Cameron Kasky, a co-founder of the ‘March for Our Lives’ gun-control movement created by Parkland high-school students after the mass-shooting there, has resigned from the organization. He says he discovered there is a lot he didn’t know, and he regrets some of the things he said in the public spotlight. -GEG

March For Our Lives co-founder Cameron Kasky told Fox News radio on Wednesday that he has left the organization that he helped create and that he has regrets about some of the things that he has said since he entered the public spotlight.

Kasky told Fox News Radio’s Guy Benson and Marie Harf: “I’m very regretful of a lot of the mistakes that I’ve made along the way.”

“One of the things I never really did was watch myself,” Kasky said. “If I was on a screen I kind of tried to run away from it. I’m not entirely sure why. But, looking back on that it’s like you said, you touched off on this very well in the intro, I’m not going to kick myself for it because I’m 17. Despite the fact that I thought I did at the time, I don’t know everything.”

Kasky admitted that when he attacked Sen. Marco Rubio (R-FL) during CNN’s town hall event that it was his intent to “embarrass Rubio and that was my biggest flaw.”

Kasky said he would redo the conversation that he had with Rubio and that he has plans to meet with him next month where he’ll bring up how he spoke to him during the town hall event.

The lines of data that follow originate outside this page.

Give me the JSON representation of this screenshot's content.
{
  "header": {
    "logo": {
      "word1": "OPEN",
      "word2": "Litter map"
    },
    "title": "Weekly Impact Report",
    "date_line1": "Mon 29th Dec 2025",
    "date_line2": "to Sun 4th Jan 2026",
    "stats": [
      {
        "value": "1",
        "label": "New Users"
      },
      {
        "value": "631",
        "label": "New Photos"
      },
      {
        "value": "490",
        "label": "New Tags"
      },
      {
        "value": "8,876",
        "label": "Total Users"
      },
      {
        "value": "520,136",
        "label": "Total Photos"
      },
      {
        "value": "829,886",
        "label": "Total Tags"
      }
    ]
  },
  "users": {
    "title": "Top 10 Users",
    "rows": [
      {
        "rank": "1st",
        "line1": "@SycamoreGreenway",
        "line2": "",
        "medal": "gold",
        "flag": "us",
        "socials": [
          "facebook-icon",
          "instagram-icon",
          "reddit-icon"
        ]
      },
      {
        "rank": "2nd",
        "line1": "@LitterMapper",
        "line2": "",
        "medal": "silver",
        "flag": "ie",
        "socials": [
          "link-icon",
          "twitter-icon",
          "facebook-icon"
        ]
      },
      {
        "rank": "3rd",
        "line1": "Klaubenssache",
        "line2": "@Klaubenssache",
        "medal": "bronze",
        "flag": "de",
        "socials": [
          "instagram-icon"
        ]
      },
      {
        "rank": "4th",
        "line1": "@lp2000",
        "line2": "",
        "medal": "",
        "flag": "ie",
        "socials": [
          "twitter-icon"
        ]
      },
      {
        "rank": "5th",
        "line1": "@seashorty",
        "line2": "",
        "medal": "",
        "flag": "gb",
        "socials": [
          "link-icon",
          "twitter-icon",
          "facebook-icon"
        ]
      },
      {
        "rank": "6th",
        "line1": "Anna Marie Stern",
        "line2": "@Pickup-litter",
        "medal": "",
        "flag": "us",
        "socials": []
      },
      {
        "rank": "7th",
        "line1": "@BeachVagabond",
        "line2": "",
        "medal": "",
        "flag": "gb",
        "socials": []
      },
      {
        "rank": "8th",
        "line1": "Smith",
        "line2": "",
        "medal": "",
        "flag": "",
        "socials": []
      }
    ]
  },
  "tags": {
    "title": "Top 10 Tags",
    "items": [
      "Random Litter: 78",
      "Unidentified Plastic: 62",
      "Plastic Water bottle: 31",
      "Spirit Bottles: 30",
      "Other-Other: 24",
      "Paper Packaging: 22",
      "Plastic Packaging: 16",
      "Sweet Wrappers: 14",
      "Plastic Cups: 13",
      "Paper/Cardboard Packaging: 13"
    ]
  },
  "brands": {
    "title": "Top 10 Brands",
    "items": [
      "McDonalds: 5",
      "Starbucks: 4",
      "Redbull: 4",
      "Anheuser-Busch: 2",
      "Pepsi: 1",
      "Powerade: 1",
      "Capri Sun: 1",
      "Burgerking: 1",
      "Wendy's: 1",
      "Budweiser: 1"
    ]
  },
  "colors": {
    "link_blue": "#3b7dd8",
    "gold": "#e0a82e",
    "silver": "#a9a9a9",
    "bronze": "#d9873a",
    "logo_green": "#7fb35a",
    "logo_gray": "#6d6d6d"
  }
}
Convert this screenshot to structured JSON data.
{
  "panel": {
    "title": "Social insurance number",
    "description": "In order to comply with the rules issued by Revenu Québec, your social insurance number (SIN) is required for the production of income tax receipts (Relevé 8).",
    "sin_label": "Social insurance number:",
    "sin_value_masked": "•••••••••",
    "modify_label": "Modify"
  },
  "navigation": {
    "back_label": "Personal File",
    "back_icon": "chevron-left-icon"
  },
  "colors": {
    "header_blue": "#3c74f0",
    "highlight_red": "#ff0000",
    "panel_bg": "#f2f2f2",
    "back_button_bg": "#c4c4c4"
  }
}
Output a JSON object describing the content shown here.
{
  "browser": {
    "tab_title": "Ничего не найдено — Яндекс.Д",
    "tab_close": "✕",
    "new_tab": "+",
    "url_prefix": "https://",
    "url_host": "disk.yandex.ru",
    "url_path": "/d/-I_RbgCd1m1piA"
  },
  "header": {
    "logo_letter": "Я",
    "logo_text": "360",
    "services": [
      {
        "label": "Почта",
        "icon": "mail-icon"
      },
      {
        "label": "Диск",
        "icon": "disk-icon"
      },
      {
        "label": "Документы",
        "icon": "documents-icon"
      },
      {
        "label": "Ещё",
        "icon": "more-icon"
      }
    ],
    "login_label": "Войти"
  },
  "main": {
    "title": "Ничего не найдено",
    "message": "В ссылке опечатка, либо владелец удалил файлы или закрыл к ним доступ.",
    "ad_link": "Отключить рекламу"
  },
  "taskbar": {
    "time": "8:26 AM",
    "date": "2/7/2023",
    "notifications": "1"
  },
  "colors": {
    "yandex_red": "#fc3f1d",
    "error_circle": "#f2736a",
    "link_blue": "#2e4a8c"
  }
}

“This summer when March For Our Lives went on the summer tour that we embarked on, I met that person in Texas who’s got that semi-automatic weapon because that’s how they like to protect their family,” Kasky continued. “I met the 50-some-odd-percent of woman who are pro-life, even though I thought it was preposterous that a woman could be pro-life and not pro-choice at the time. I learned that a lot of our issues politically come from a lack of understanding of other perspectives and also the fact that so often young conservatives and young liberals will go into debate, like I said earlier, trying to beat the other one as opposed to come to an agreement.”